Kalau kita menengok ke belakang dapat
melihat bagaimana awal mula munculnya Bimbingan dan Konseling dalam
konteks pendidikan di Indonesia, seperti yang dijelaskan (Boharudin
,2011 ) bahwa sejarah lahirnya Bimbingan dan Konseling di Indonesia
diawali dari dimasukkannya Bimbingan dan Konseling (dulunya Bimbingan
dan Penyuluhan) pada setting sekolah. Pemikiran ini diawali
sejak tahun 1960. Hal ini merupakan salah satu hasil Konferensi Fakultas
Keguruan dan Ilmu Pendidikan (disingkat FKIP, yang kemudian menjadi
IKIP) di Malang tanggal 20 – 24 Agustus 1960. Perkembangan berikutnya
tahun 1964 IKIP Bandung dan IKIP Malang mendirikan jurusan Bimbingan dan
Penyuluhan. Tahun 1971 berdiri Proyek Perintis Sekolah Pembangunan
(PPSP) pada delapan IKIP yaitu IKIP Padang, IKIP Jakarta, IKIP Bandung,
IKIP Yogyakarta, IKIP Semarang, IKIP Surabaya, IKIP Malang, dan IKIP
Menado. Melalui proyek ini Bimbingan dan Penyuluhan dikembangkan, juga
berhasil disusun “Pola Dasar Rencana dan Pengembangan Bimbingan dan
Penyuluhan “pada PPSP. Lahirnya Kurikulum 1975 untuk Sekolah Menengah
Atas didalamnya memuat Pedoman Bimbingan dan Penyuluhan.

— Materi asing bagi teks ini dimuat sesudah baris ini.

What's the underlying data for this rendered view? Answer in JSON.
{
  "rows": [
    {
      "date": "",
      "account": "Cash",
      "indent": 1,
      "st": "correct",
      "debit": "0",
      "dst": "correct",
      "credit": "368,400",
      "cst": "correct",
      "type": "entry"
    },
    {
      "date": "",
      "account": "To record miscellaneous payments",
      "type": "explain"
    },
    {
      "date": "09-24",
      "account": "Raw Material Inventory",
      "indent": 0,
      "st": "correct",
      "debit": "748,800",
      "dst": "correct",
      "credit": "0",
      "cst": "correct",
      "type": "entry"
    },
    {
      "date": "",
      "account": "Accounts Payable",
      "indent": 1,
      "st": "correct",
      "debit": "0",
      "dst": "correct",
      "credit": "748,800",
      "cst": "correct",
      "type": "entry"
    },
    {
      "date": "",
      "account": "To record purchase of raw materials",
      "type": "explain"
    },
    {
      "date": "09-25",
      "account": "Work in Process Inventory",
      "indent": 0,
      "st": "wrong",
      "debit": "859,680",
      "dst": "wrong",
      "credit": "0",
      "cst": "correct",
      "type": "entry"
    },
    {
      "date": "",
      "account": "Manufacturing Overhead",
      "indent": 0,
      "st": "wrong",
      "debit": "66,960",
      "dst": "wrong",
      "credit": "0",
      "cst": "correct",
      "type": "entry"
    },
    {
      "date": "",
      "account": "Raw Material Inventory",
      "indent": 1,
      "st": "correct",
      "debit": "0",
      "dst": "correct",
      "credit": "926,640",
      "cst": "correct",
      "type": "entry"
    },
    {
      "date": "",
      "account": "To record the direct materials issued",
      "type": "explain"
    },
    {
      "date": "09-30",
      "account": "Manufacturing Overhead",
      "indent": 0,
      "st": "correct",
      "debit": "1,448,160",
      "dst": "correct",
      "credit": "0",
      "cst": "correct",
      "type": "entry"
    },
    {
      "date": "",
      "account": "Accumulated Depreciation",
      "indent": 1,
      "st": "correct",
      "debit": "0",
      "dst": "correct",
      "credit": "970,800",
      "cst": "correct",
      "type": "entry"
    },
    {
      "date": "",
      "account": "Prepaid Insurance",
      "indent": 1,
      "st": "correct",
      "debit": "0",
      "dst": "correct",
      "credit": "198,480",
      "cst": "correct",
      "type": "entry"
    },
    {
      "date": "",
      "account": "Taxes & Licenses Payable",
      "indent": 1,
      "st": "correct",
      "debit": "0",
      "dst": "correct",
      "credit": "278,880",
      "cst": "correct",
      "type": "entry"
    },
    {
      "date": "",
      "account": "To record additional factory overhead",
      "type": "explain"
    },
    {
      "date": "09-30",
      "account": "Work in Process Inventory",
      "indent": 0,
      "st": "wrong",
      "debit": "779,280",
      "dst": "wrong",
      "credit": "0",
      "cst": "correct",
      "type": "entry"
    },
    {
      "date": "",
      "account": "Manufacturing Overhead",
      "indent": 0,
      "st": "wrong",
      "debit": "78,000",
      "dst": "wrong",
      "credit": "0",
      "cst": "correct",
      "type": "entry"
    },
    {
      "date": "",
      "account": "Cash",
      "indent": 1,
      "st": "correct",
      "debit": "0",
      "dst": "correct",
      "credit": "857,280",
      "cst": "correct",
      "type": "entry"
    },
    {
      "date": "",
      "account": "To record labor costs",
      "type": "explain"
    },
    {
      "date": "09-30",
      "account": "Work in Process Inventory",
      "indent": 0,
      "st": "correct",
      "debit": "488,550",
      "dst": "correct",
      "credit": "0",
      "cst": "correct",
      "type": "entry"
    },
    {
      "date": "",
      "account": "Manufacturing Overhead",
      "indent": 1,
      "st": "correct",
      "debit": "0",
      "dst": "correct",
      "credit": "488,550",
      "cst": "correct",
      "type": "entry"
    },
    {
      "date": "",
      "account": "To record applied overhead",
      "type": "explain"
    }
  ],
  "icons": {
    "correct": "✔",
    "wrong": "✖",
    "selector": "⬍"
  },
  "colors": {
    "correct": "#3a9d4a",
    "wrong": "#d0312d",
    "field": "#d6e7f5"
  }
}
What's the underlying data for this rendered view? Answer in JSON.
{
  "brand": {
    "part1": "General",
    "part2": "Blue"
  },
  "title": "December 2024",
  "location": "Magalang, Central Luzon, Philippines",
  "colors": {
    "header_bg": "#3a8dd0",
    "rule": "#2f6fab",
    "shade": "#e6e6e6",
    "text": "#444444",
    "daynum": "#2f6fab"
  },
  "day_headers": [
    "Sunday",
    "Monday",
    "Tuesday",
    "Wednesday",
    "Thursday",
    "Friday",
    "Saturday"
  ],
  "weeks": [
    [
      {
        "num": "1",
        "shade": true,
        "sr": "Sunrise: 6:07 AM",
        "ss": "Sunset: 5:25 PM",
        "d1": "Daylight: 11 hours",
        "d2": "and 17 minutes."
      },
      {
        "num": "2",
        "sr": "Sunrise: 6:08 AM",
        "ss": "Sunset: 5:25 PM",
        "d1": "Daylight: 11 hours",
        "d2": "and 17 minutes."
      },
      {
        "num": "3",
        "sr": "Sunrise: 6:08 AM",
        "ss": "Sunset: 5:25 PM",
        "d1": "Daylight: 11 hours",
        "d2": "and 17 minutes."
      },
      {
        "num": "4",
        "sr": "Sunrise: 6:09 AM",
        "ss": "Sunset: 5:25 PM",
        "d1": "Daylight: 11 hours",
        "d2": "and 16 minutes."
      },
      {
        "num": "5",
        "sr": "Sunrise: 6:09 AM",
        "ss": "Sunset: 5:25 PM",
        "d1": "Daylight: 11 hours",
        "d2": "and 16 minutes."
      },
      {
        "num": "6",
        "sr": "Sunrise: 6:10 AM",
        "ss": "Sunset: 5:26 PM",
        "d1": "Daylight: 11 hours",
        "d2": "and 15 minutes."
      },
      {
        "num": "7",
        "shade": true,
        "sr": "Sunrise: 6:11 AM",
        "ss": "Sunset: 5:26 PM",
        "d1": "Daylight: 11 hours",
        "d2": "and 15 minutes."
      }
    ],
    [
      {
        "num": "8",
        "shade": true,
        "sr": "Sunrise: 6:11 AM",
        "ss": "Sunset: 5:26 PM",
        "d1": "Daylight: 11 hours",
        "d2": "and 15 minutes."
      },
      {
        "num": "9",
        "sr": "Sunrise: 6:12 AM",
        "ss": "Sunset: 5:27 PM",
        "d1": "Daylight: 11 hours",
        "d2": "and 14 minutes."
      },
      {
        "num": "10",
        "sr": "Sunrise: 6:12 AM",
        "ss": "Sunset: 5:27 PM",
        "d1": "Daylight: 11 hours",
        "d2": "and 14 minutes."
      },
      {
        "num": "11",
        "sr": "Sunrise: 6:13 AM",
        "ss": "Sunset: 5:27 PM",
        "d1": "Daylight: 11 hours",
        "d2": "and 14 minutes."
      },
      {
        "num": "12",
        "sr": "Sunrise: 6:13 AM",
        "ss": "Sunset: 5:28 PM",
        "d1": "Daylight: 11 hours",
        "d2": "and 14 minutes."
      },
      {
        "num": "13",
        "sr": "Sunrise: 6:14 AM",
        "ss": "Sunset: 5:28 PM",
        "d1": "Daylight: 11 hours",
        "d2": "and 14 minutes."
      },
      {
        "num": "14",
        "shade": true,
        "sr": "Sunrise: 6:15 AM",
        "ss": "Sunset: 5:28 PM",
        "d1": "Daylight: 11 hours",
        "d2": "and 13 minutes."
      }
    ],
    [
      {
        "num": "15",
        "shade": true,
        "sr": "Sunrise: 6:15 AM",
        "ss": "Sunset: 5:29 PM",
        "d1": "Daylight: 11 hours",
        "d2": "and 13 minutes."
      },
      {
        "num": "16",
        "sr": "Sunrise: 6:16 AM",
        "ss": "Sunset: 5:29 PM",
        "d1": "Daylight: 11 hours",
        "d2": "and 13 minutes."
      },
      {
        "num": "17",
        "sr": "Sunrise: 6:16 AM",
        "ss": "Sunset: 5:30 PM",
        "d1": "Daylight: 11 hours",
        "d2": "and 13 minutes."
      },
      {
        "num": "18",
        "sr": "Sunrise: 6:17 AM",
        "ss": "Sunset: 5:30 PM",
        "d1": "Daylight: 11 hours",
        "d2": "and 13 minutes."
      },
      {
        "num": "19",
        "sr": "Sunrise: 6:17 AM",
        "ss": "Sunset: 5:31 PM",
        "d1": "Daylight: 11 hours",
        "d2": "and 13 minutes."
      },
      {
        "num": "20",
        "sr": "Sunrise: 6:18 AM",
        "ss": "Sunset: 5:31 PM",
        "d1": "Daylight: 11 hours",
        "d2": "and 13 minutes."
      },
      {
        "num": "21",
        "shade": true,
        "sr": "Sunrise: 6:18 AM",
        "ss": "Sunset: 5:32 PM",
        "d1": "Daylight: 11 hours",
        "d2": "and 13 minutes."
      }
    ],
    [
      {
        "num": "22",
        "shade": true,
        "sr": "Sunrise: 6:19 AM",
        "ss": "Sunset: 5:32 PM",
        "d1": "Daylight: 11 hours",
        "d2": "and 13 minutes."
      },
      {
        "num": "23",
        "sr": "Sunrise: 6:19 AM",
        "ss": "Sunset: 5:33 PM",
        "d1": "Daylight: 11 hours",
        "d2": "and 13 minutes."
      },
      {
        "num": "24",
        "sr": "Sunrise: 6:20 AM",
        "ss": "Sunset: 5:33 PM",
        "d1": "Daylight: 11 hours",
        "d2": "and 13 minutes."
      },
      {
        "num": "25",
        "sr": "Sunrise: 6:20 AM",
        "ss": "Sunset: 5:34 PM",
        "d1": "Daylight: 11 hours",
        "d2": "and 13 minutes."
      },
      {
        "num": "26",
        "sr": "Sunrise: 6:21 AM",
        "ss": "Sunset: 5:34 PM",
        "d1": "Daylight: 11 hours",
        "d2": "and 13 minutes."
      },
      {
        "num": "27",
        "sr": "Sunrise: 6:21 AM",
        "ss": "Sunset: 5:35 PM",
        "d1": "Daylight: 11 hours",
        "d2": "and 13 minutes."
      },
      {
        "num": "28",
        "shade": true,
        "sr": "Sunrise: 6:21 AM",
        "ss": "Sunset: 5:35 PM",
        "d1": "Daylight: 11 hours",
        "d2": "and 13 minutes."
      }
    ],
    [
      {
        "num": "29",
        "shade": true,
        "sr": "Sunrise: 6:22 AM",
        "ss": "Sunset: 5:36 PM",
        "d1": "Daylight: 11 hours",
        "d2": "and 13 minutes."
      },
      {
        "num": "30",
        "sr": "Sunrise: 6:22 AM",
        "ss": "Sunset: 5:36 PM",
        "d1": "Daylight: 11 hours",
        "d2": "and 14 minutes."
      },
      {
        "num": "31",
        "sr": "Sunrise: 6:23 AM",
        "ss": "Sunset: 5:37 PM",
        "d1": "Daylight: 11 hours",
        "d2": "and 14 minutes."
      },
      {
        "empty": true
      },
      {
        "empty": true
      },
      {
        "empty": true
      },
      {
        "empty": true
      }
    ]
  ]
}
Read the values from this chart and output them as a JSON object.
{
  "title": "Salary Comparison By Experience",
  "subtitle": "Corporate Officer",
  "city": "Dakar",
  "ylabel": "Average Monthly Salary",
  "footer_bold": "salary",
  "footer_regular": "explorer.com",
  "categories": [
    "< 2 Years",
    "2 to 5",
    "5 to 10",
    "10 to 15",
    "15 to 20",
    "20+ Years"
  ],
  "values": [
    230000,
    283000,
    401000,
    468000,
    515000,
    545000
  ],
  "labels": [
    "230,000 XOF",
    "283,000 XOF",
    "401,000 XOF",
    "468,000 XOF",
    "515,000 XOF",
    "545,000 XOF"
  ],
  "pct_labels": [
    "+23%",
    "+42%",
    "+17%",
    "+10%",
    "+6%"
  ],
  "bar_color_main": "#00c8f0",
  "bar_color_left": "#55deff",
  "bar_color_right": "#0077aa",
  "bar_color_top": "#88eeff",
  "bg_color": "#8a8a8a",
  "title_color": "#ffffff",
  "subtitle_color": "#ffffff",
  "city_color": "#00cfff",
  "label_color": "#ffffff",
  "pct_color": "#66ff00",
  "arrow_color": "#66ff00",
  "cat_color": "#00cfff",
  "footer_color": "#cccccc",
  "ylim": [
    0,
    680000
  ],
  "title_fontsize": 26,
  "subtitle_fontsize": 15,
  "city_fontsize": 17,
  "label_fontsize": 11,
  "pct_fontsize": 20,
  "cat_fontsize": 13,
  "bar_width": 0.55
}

Tahun 1978 diselenggarakan program PGSLP
dan PGSLA Bimbingan dan Penyuluhan di IKIP (setingkat D2 atau D3) untuk
mengisi jabatan Guru Bimbingan dan Penyuluhan di sekolah yang sampai
saat itu belum ada jatah pengangkatan guru BP dari tamatan S1 Jurusan
Bimbingan dan Penyuluhan. Pengangkatan Guru Bimbingan dan Penyuluhan di
sekolah mulai diadakan sejak adanya PGSLP dan PGSLA Bimbingan dan
Penyuluhan. Keberadaan Bimbingan dan Penyuluhan secara legal formal
diakui tahun 1989 dengan lahirnya SK Menpan No 026/Menp an/1989 tentang
Angka Kredit bagi Jabatan Guru dalam lingkungan Departemen Pendidikan
dan Kebudayaan. Di dalam Kepmen tersebut ditetapkan secara resmi adanya
kegiatan pelayanan bimbingan dan penyuluhan di sekolah. Akan tetapi
pelaksanaan di sekolah masih belum jelas seperti pemikiran awal untuk
mendukung misi sekolah dan membantu peserta didik untuk mencapai tujuan
pendidikan mereka.
Sampai tahun 1993 pelaksanaan Bimbingan
dan Penyuluhan di sekolah tidak jelas, parahnya lagi pengguna terutama
orang tua murid berpandangan kurang bersahabat dengan BP. Muncul
anggapan bahwa anak yang ke BP identik dengan anak yang bermasalah,
kalau orang tua murid diundang ke sekolah oleh guru BP dibenak orang tua
terpikir bahwa anaknya di sekolah mesti bermasalah atau ada masalah.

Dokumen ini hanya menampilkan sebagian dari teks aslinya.